Paylaş
Küçüklüğümde hep yeni yılda bir yaş büyüyeceğim için heyecanla bekler, yılbaşı akşamı annemin sofrasının etrafında tombalalarla, oyunlarla geçirmeye bayılırdım. Sonrasında arkadaşlarımla birlikte geçirmeyi hayal eder, her seferinde ailenin engeline takılır, yeni yıla kardeşlerim ve ailemle girerdim. Sonrasında eşim ve oğlumla küçük küçük programlar yaparak, yeni yılı karşıladık.
Her yeni yıl öncesi dileklerim, isteklerim farklılaştı. Çocukluk yıllarında okulla ilgili dilekler, sonraki yıllarda işe, çocuğa yönelikti. Şimdilerde sağlık, huzur ve en önemlisi mutluluk dilekleri yerini aldı.

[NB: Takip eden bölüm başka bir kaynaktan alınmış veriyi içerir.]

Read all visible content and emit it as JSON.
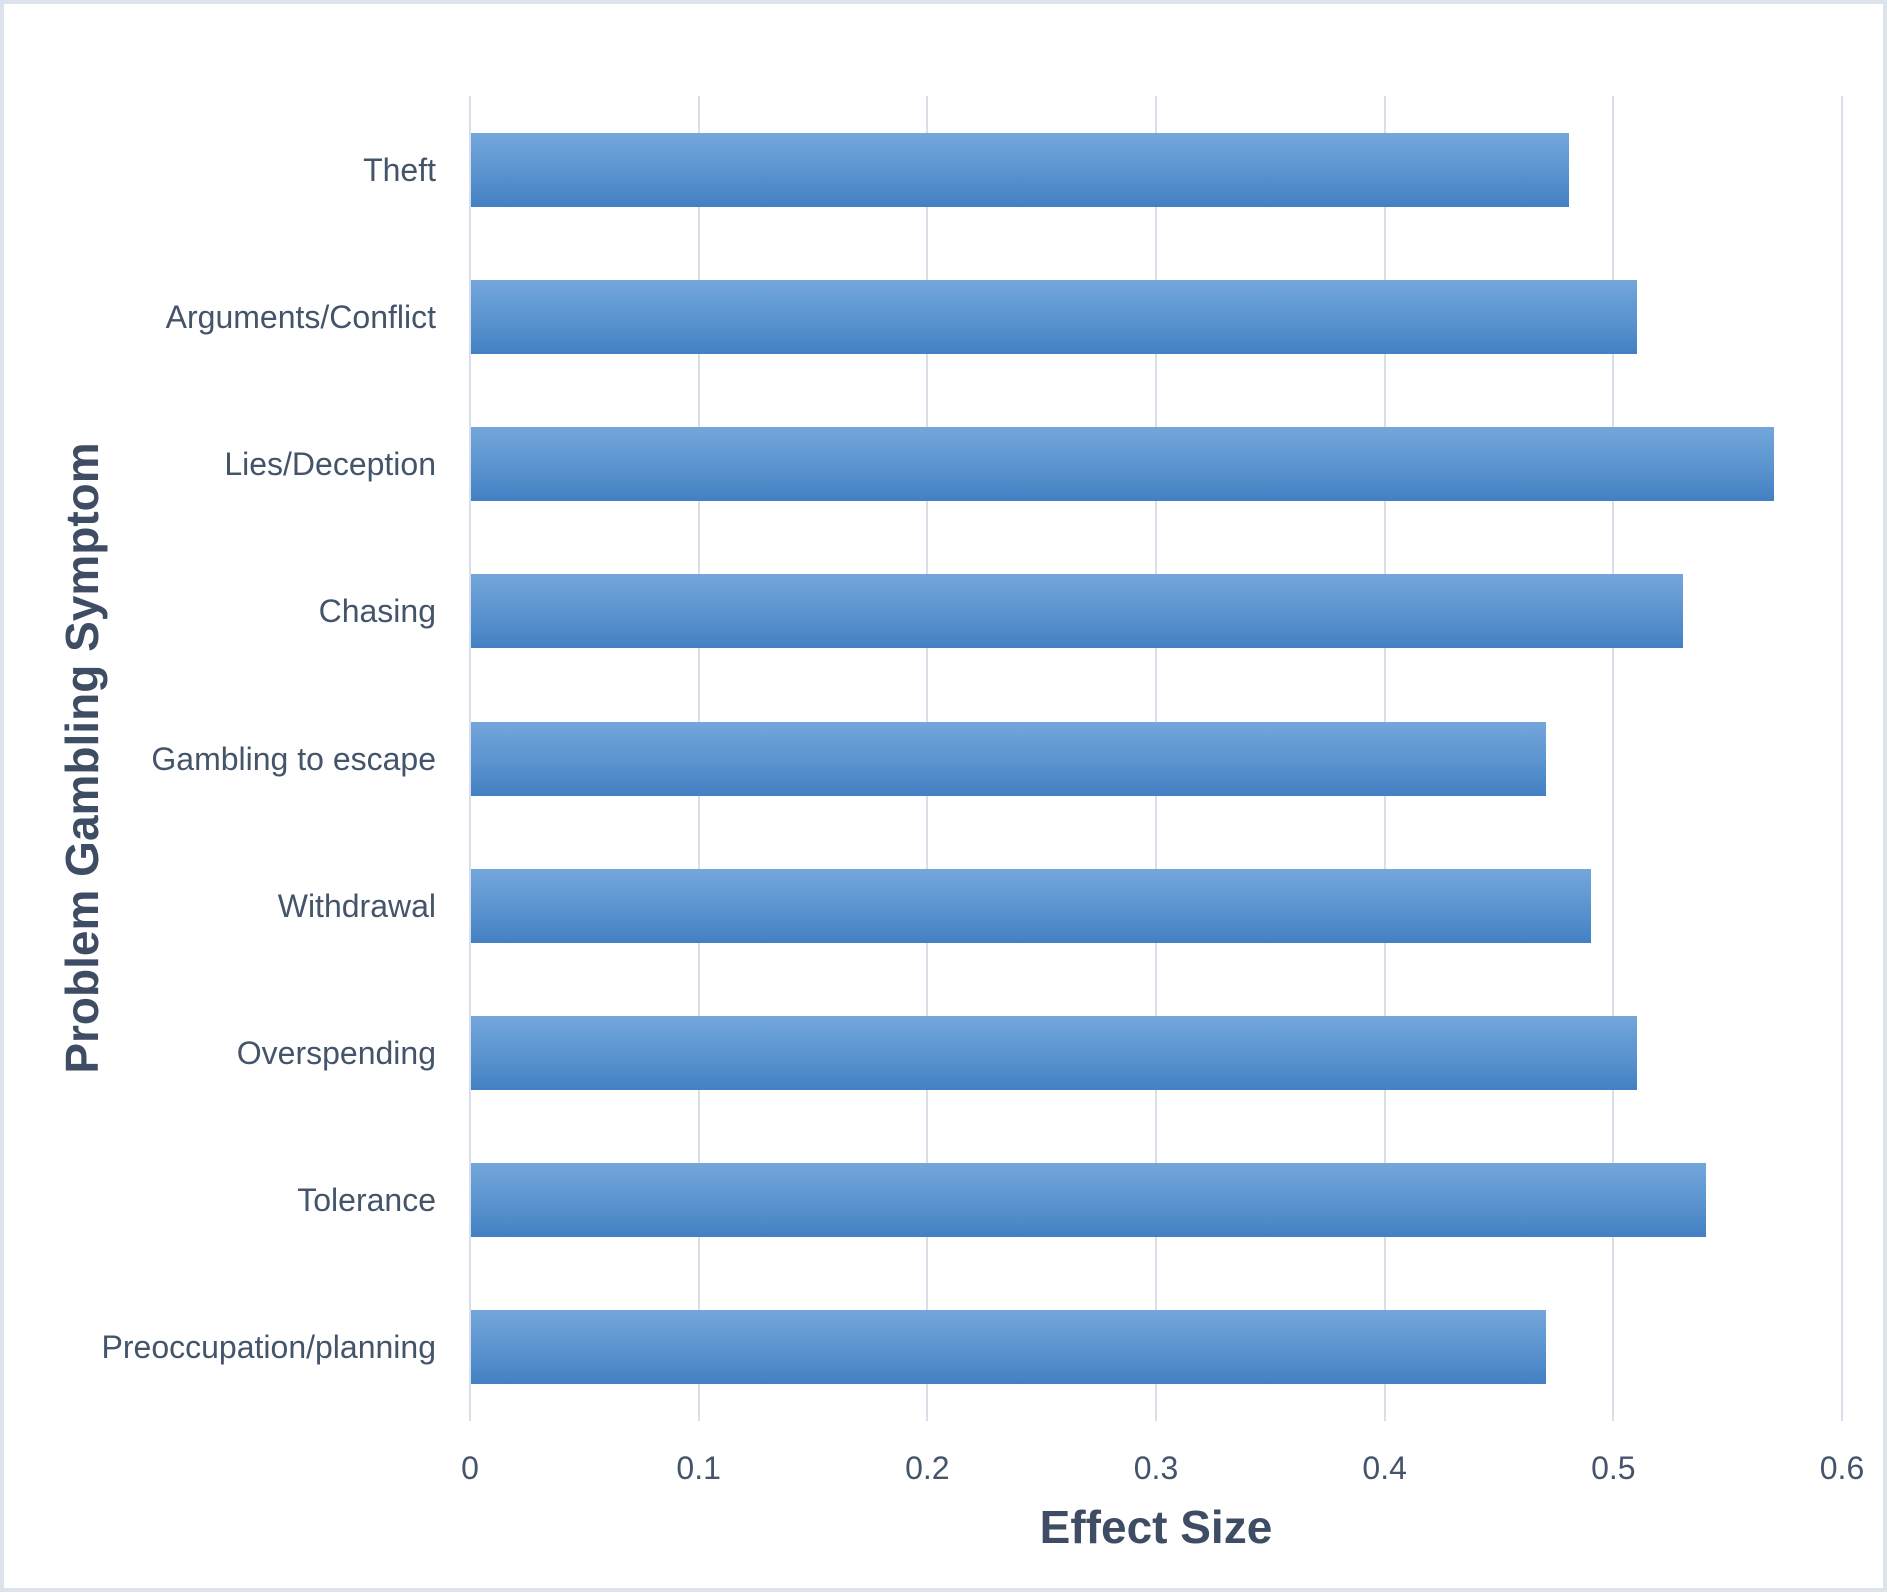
{
  "chart_data": {
    "type": "bar",
    "orientation": "horizontal",
    "title": "",
    "xlabel": "Effect Size",
    "ylabel": "Problem Gambling Symptom",
    "categories": [
      "Theft",
      "Arguments/Conflict",
      "Lies/Deception",
      "Chasing",
      "Gambling to escape",
      "Withdrawal",
      "Overspending",
      "Tolerance",
      "Preoccupation/planning"
    ],
    "values": [
      0.48,
      0.51,
      0.57,
      0.53,
      0.47,
      0.49,
      0.51,
      0.54,
      0.47
    ],
    "xlim": [
      0,
      0.6
    ],
    "xticks": [
      0,
      0.1,
      0.2,
      0.3,
      0.4,
      0.5,
      0.6
    ],
    "xtick_labels": [
      "0",
      "0.1",
      "0.2",
      "0.3",
      "0.4",
      "0.5",
      "0.6"
    ],
    "grid": "vertical-major-gridlines",
    "legend": "none",
    "colors": {
      "bar_gradient_top": "#74a6db",
      "bar_gradient_bottom": "#4380c3",
      "text": "#44546A",
      "gridline": "#d9dee8",
      "canvas_border": "#dce3ec",
      "background": "#ffffff"
    }
  }
}
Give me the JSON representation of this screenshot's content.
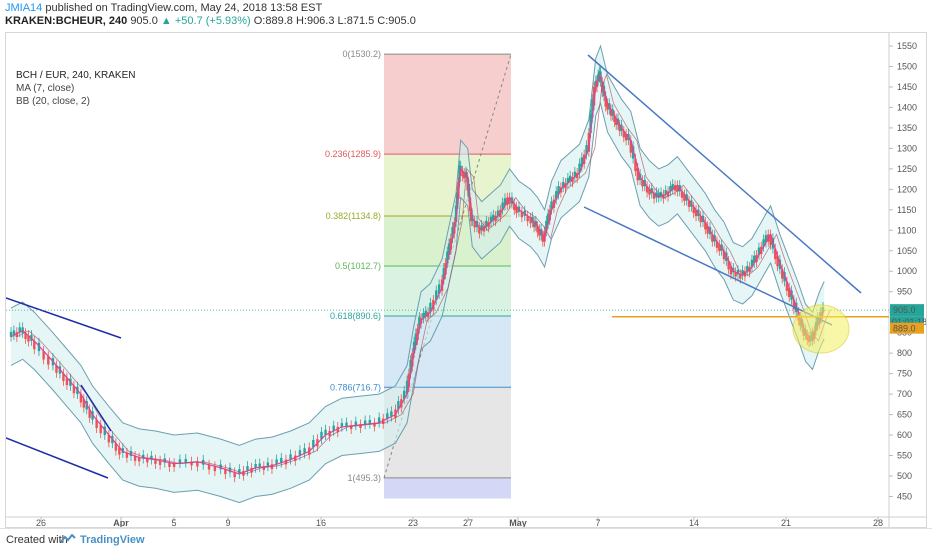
{
  "header": {
    "user": "JMIA14",
    "published": " published on TradingView.com, May 24, 2018 13:58 EST",
    "symbol": "KRAKEN:BCHEUR, 240",
    "last": "905.0",
    "change": "▲ +50.7 (+5.93%)",
    "ohlc": "O:889.8 H:906.3 L:871.5 C:905.0"
  },
  "legend": {
    "ticker": "BCH / EUR, 240, KRAKEN",
    "ma": "MA (7, close)",
    "bb": "BB (20, close, 2)"
  },
  "footer": {
    "created": "Created with",
    "brand": "TradingView",
    "logo_icon": "tradingview-logo-icon"
  },
  "chart_data": {
    "type": "line",
    "y_ticks": [
      450,
      500,
      550,
      600,
      650,
      700,
      750,
      800,
      850,
      900,
      950,
      1000,
      1050,
      1100,
      1150,
      1200,
      1250,
      1300,
      1350,
      1400,
      1450,
      1500,
      1550
    ],
    "x_ticks": [
      "26",
      "Apr",
      "5",
      "9",
      "16",
      "23",
      "27",
      "May",
      "7",
      "14",
      "21",
      "28"
    ],
    "fib_levels": [
      {
        "ratio": 0,
        "label": "0(1530.2)",
        "price": 1530.2,
        "color": "#888888",
        "fill": "#f4c6c6"
      },
      {
        "ratio": 0.236,
        "label": "0.236(1285.9)",
        "price": 1285.9,
        "color": "#e05a5a",
        "fill": "#e4f2c4"
      },
      {
        "ratio": 0.382,
        "label": "0.382(1134.8)",
        "price": 1134.8,
        "color": "#9aaa2a",
        "fill": "#d3efc4"
      },
      {
        "ratio": 0.5,
        "label": "0.5(1012.7)",
        "price": 1012.7,
        "color": "#5cb85c",
        "fill": "#d2f0dc"
      },
      {
        "ratio": 0.618,
        "label": "0.618(890.6)",
        "price": 890.6,
        "color": "#2aa6a0",
        "fill": "#cfe3f4"
      },
      {
        "ratio": 0.786,
        "label": "0.786(716.7)",
        "price": 716.7,
        "color": "#3d8fcf",
        "fill": "#e2e2e2"
      },
      {
        "ratio": 1,
        "label": "1(495.3)",
        "price": 495.3,
        "color": "#888888",
        "fill": "#cdd0f4"
      }
    ],
    "price_path": [
      [
        0,
        840
      ],
      [
        5,
        855
      ],
      [
        10,
        830
      ],
      [
        18,
        780
      ],
      [
        24,
        740
      ],
      [
        30,
        700
      ],
      [
        35,
        650
      ],
      [
        42,
        600
      ],
      [
        48,
        560
      ],
      [
        55,
        545
      ],
      [
        62,
        540
      ],
      [
        70,
        530
      ],
      [
        80,
        535
      ],
      [
        90,
        520
      ],
      [
        98,
        505
      ],
      [
        105,
        520
      ],
      [
        112,
        525
      ],
      [
        120,
        540
      ],
      [
        128,
        560
      ],
      [
        135,
        600
      ],
      [
        142,
        620
      ],
      [
        150,
        625
      ],
      [
        158,
        630
      ],
      [
        165,
        650
      ],
      [
        170,
        700
      ],
      [
        173,
        800
      ],
      [
        176,
        880
      ],
      [
        180,
        900
      ],
      [
        185,
        960
      ],
      [
        188,
        1040
      ],
      [
        191,
        1120
      ],
      [
        193,
        1250
      ],
      [
        196,
        1230
      ],
      [
        198,
        1130
      ],
      [
        202,
        1100
      ],
      [
        206,
        1120
      ],
      [
        210,
        1140
      ],
      [
        214,
        1180
      ],
      [
        218,
        1150
      ],
      [
        223,
        1130
      ],
      [
        226,
        1110
      ],
      [
        229,
        1080
      ],
      [
        232,
        1150
      ],
      [
        236,
        1200
      ],
      [
        240,
        1220
      ],
      [
        244,
        1240
      ],
      [
        248,
        1300
      ],
      [
        251,
        1450
      ],
      [
        253,
        1480
      ],
      [
        256,
        1410
      ],
      [
        259,
        1380
      ],
      [
        262,
        1350
      ],
      [
        266,
        1320
      ],
      [
        270,
        1230
      ],
      [
        274,
        1200
      ],
      [
        278,
        1180
      ],
      [
        282,
        1190
      ],
      [
        286,
        1210
      ],
      [
        290,
        1180
      ],
      [
        294,
        1150
      ],
      [
        298,
        1120
      ],
      [
        302,
        1080
      ],
      [
        306,
        1050
      ],
      [
        310,
        1000
      ],
      [
        314,
        990
      ],
      [
        318,
        1010
      ],
      [
        322,
        1050
      ],
      [
        326,
        1090
      ],
      [
        330,
        1020
      ],
      [
        334,
        960
      ],
      [
        338,
        900
      ],
      [
        341,
        850
      ],
      [
        344,
        830
      ],
      [
        347,
        880
      ],
      [
        349,
        905
      ]
    ],
    "last_price": "905.0",
    "last_time": "01:01:18",
    "prev_label": "889.0",
    "horizontal_level": 889.0
  }
}
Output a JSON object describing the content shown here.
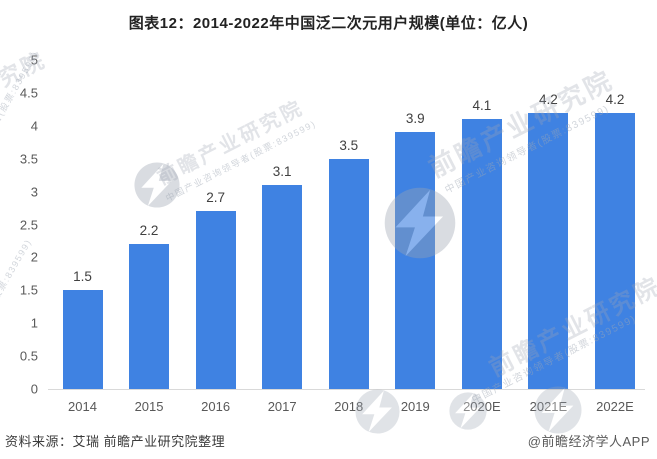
{
  "chart_data": {
    "type": "bar",
    "title": "图表12：2014-2022年中国泛二次元用户规模(单位：亿人)",
    "unit": "亿人",
    "categories": [
      "2014",
      "2015",
      "2016",
      "2017",
      "2018",
      "2019",
      "2020E",
      "2021E",
      "2022E"
    ],
    "values": [
      1.5,
      2.2,
      2.7,
      3.1,
      3.5,
      3.9,
      4.1,
      4.2,
      4.2
    ],
    "xlabel": "",
    "ylabel": "",
    "ylim": [
      0,
      5
    ],
    "yticks": [
      "0",
      "0.5",
      "1",
      "1.5",
      "2",
      "2.5",
      "3",
      "3.5",
      "4",
      "4.5",
      "5"
    ],
    "grid": false,
    "legend": false,
    "bar_color": "#3f82e2",
    "value_labels": true,
    "axis_line_color": "#d9d9d9",
    "tick_label_color": "#595959",
    "value_label_color": "#404040"
  },
  "footer": {
    "source": "资料来源：艾瑞 前瞻产业研究院整理",
    "credit": "@前瞻经济学人APP"
  },
  "watermark": {
    "brand": "前瞻产业研究院",
    "tagline": "中国产业咨询领导者(股票:839599)"
  }
}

Ergen irisi oğluma yeni yıl dileğini sorduğumda tek cevabı şu oldu: “SBS’de istediğim liseyi kazanmak, yani Robert’li olmak” diye yanıtladı. Çünkü bu yıl bütün hayatı sınavdan ibaret görüyor. Yanlış anlamayın, bizden herhangi bir baskı ya da mobbing yok. Akran baskısı var. Yani arkadaşlarıyla girdiği yarış, bulunduğu ortam onu oraya zorluyor. Biz ne kadar “Senin okulun da gayet iyi. Lisesi şahane” dediysek de inandırıcı olamıyoruz maalesef. O akran grubunun bu yılki teması “sınav” olduğu için bütün dünyayı öyle görüyor, öyle yaşıyor.
Artık sporu da, oyunları da, bilgisayarı da bir kenara bırakıp, sınav sonuçları ile yatıp kalkıyoruz. Umarım benim oğlum bu yarıştaki son kurban olur. Her ne kadar Bakanlık sınavı kaldırma kararı aldıysa da yerine ne konulacağı henüz belli değil. Oğlumdan sonraki kuşak için iş daha da zor anlaşılan. Yeni yılda sınavlar olmasın, çocuklar yarışmasın diliyorum.
Benim için yeni yıl birçok umudun, kararın alınacağı bir yıl olacak. Her yıl olduğu gibi zayıflama hayalleri, daha az çalışma ve ailem ile oğluma daha fazla zaman ayırma isteği olacak. En önemlisi de iyi bir temizlik yapacağım. Çevremde ne kadar yalaka, asalak, çıkarcı varsa onlardan uzaklaşacağım ya da uzaklaştıracağım kendimden. Ağlama duvarı olmaktan vazgeçeceğim. Artık sürekli birilerinin sorunlarını dinleyen, onların o sorunlarıyla boğulan biri olmaktan vazgeçeceğim.
Aldığım önemli bir karar daha var. Sürekli güçlü görünmek insanı çok yoruyor. Her koşulda ayakta kalma çabasında da bulunmayacağım. Ağlamam gerekiyorsa ağlayacağım, üzülmem gerekiyorsa çevremdekilere aldırmadan üzüleceğim. Sevinçlerimi daha doyasıya yaşayacağım.
Biraz daha kendim ve ailem için yaşayacağım.
Çocukların ölmediği, kanlı törelerin tarihin karanlıklarına gömüldüğü, kızların okuduğu, okutulduğu, adaletin sağlandığı, insanların hırstan gözünün dönmediği, paranın değil saygının hakim olduğu bir yıl gelmesini diliyorum. Mutlu, sağlıklı yıllar.